Fig. 3.8-7: Schematic of crystal. Length of crystal in alignment with crystallographic axis (l) and computer processed length (l´ ). Errors up to 21% are observed.

Characterizing vesicle sizes in pyroclastic rocks is commonly carried out by the examination of binary images of analyses. Either scanned SEM or reflection-light-microscopy images are used for the investigations. Most primary (non-filtered) pictures are composed of a wide range of grayscales (256). Transferring the images into binary files, the program searches for a selected grayscale to calculate the black and white border. Diana allows some recalculation in the event of illumination effects from light microscopy.

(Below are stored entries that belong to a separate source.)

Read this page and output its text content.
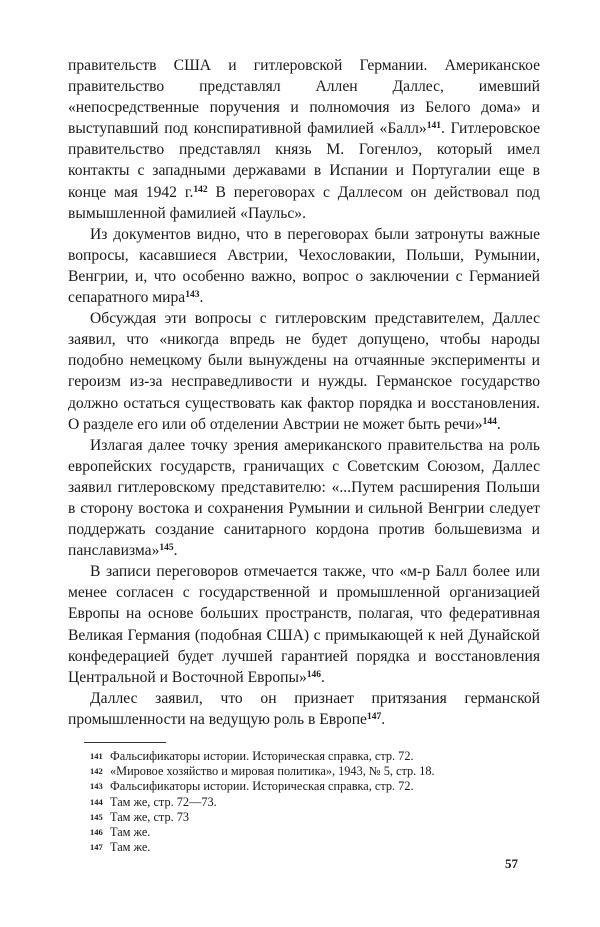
правительств США и гитлеровской Германии. Американское правительство представлял Аллен Даллес, имевший «непосредственные поручения и полномочия из Белого дома» и выступавший под конспиративной фамилией «Балл»$^{141}$. Гитлеровское правительство представлял князь М. Гогенлоэ, который имел контакты с западными державами в Испании и Португалии еще в конце мая 1942 г.$^{142}$ В переговорах с Даллесом он действовал под вымышленной фамилией «Паульс».

Из документов видно, что в переговорах были затронуты важные вопросы, касавшиеся Австрии, Чехословакии, Польши, Румынии, Венгрии, и, что особенно важно, вопрос о заключении с Германией сепаратного мира$^{143}$.

Обсуждая эти вопросы с гитлеровским представителем, Даллес заявил, что «никогда впредь не будет допущено, чтобы народы подобно немецкому были вынуждены на отчаянные эксперименты и героизм из-за несправедливости и нужды. Германское государство должно остаться существовать как фактор порядка и восстановления. О разделе его или об отделении Австрии не может быть речи»$^{144}$.

Излагая далее точку зрения американского правительства на роль европейских государств, граничащих с Советским Союзом, Даллес заявил гитлеровскому представителю: «...Путем расширения Польши в сторону востока и сохранения Румынии и сильной Венгрии следует поддержать создание санитарного кордона против большевизма и панславизма»$^{145}$.

В записи переговоров отмечается также, что «м-р Балл более или менее согласен с государственной и промышленной организацией Европы на основе больших пространств, полагая, что федеративная Великая Германия (подобная США) с примыкающей к ней Дунайской конфедерацией будет лучшей гарантией порядка и восстановления Центральной и Восточной Европы»$^{146}$.

Даллес заявил, что он признает притязания германской промышленности на ведущую роль в Европе$^{147}$.

141 Фальсификаторы истории. Историческая справка, стр. 72.
142 «Мировое хозяйство и мировая политика», 1943, № 5, стр. 18.
143 Фальсификаторы истории. Историческая справка, стр. 72.
144 Там же, стр. 72—73.
145 Там же, стр. 73
146 Там же.
147 Там же.
57
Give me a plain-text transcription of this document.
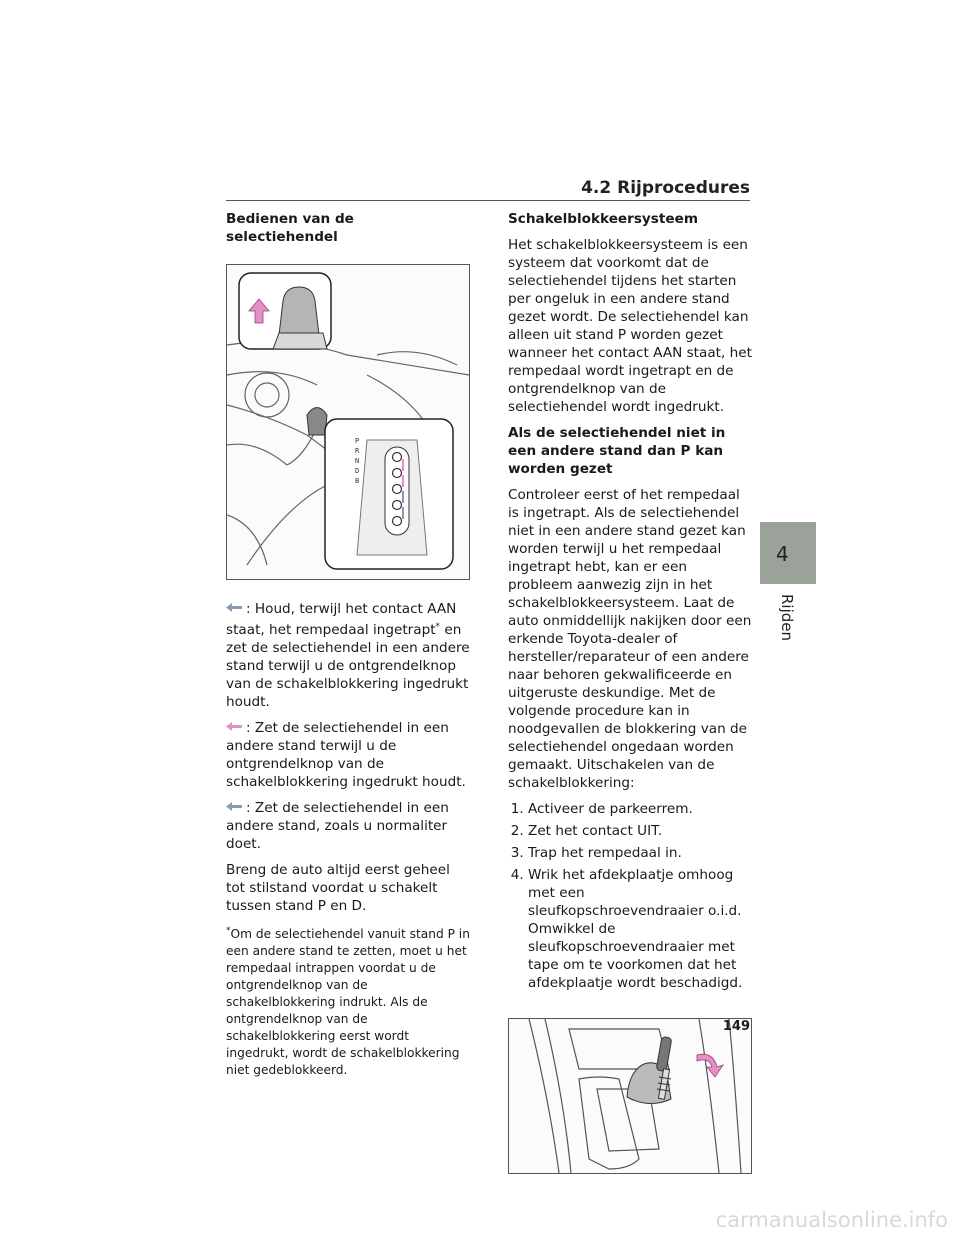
4.2 Rijprocedures
Bedienen van de selectiehendel
P
R
N
D
B
: Houd, terwijl het contact AAN staat, het rempedaal ingetrapt* en zet de selectiehendel in een andere stand terwijl u de ontgrendelknop van de schakelblokkering ingedrukt houdt.
: Zet de selectiehendel in een andere stand terwijl u de ontgrendelknop van de schakelblokkering ingedrukt houdt.
: Zet de selectiehendel in een andere stand, zoals u normaliter doet.
Breng de auto altijd eerst geheel tot stilstand voordat u schakelt tussen stand P en D.
*Om de selectiehendel vanuit stand P in een andere stand te zetten, moet u het rempedaal intrappen voordat u de ontgrendelknop van de schakelblokkering indrukt. Als de ontgrendelknop van de schakelblokkering eerst wordt ingedrukt, wordt de schakelblokkering niet gedeblokkeerd.
Schakelblokkeersysteem
Het schakelblokkeersysteem is een systeem dat voorkomt dat de selectiehendel tijdens het starten per ongeluk in een andere stand gezet wordt. De selectiehendel kan alleen uit stand P worden gezet wanneer het contact AAN staat, het rempedaal wordt ingetrapt en de ontgrendelknop van de selectiehendel wordt ingedrukt.
Als de selectiehendel niet in een andere stand dan P kan worden gezet
Controleer eerst of het rempedaal is ingetrapt. Als de selectiehendel niet in een andere stand gezet kan worden terwijl u het rempedaal ingetrapt hebt, kan er een probleem aanwezig zijn in het schakelblokkeersysteem. Laat de auto onmiddellijk nakijken door een erkende Toyota-dealer of hersteller/reparateur of een andere naar behoren gekwalificeerde en uitgeruste deskundige. Met de volgende procedure kan in noodgevallen de blokkering van de selectiehendel ongedaan worden gemaakt. Uitschakelen van de schakelblokkering:
1. Activeer de parkeerrem.
2. Zet het contact UIT.
3. Trap het rempedaal in.
4. Wrik het afdekplaatje omhoog met een sleufkopschroevendraaier o.i.d. Omwikkel de sleufkopschroevendraaier met tape om te voorkomen dat het afdekplaatje wordt beschadigd.
4
Rijden
149
carmanualsonline.info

Materials like MSHD ground mass do not allow precise measurement by reflected light microscopy, and SEM pictures are required. By microscopic investigation we found two vesicle-systems in MSHD: a few large (mm) irregularly formed vesicles and a network of several small micron-wide tubes. A 2-D image analysis of these branched tubes shows that 34% of the MSHD-ground mass is built up of vesicles with a 3 µm diameter. BET (multi-point gas sorption) surface analysis reveals a surface area of 0.1347m²/g for MSHD, or 2.36 m² for the 17.5 g sample analyzed. We then calculate the open tube system of 3 µm diameter to have a length of approximately 24000 m. To describe this system on a 2-D basis is not possible. Mercury immersion tests have revealed a third locally connected vesicle system of micron size. In order to use image analysis to describe this type of vesicle system we will correlate permeability measurements and vesicle-form-characteristics as is practiced by sedimentologists.